Even if dirty cache data is overwritten by new data (e.g., the old data from 0-4K is A, and new data
overwrites 0-4K with B), the old data A is writeback first, followed by writeback the new data B to overwrite
on the backend disk. This ensures that the backend disk maintains crash consistency. In the event of a failure
of the pmem device, the data on the backend disk remains usable, though crash consistency is maintained while
losing the data in the cache. This feature is particularly useful in cloud storage for disaster recovery scenarios.
It is important to note that this approach may lead to cache space utilization issues if there are many overwrite operations. However, modern file systems, such as Btrfs and F2FS, take wear leveling of the disk into account, so they tend to avoid writing repeatedly to the same area. This means that there will not be a large number of overwrite writes for the disk. Additionally, modern databases, especially those using LSM engines, rarely perform overwrite operations.
Additionally, there is an entry on the TODO list to provide a parameter backend_consistency=false to allow users to achieve better cache space utilization.
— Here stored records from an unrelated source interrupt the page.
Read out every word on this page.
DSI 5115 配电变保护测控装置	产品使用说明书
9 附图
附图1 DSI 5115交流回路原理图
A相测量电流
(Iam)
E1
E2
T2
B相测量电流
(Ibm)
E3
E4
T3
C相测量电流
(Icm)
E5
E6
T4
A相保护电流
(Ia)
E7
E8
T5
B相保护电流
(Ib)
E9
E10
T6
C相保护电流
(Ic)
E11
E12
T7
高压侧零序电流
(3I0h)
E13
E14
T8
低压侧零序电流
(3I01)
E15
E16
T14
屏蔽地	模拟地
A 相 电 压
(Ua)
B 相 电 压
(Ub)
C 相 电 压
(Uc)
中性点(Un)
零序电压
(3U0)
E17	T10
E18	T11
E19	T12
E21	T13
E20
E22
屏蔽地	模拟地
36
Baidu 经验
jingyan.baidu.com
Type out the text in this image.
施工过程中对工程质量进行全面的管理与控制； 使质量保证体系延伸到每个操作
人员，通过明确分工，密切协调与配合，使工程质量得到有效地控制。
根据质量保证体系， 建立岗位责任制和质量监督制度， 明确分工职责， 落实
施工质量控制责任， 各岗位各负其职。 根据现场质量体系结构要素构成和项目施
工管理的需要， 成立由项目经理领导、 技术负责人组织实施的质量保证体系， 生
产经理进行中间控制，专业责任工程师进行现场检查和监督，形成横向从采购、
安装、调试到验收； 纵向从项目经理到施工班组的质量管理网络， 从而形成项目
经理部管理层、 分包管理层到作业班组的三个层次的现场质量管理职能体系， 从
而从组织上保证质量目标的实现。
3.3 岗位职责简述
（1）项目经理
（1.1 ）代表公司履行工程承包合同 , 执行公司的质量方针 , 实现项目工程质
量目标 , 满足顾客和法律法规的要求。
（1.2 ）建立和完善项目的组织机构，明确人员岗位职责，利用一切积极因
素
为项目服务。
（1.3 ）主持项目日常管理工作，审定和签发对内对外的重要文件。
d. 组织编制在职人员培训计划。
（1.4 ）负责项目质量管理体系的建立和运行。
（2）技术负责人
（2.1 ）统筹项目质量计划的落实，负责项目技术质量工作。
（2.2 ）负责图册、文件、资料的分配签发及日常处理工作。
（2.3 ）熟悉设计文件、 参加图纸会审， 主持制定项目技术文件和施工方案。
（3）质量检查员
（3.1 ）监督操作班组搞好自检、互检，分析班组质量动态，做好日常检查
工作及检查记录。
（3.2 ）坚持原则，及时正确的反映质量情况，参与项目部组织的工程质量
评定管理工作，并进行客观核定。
That depends on how urgent the requirment is.
2.6 cache space for each disk is configurable
For each backend, when enabling caching, we can specify cache space size for this backend. This is different from bcache,
where all backing devices can dynamically share the cache space within a single cache device. This improves cache utilization
by achieving optimal utilization through time-sharing. However, this can lead to an issue where cache behavior becomes unpredictable.
In enterprise applications, it’s important to have a more precise understanding of the performance of each disk.
When multiple disks dynamically share the cache, the exact amount of cache each disk receives becomes uncertain. cbd cache assigns
a dedicated cache space for each disk, ensuring that the cache is exclusive and not affected by others, making the cache behavior more predictable.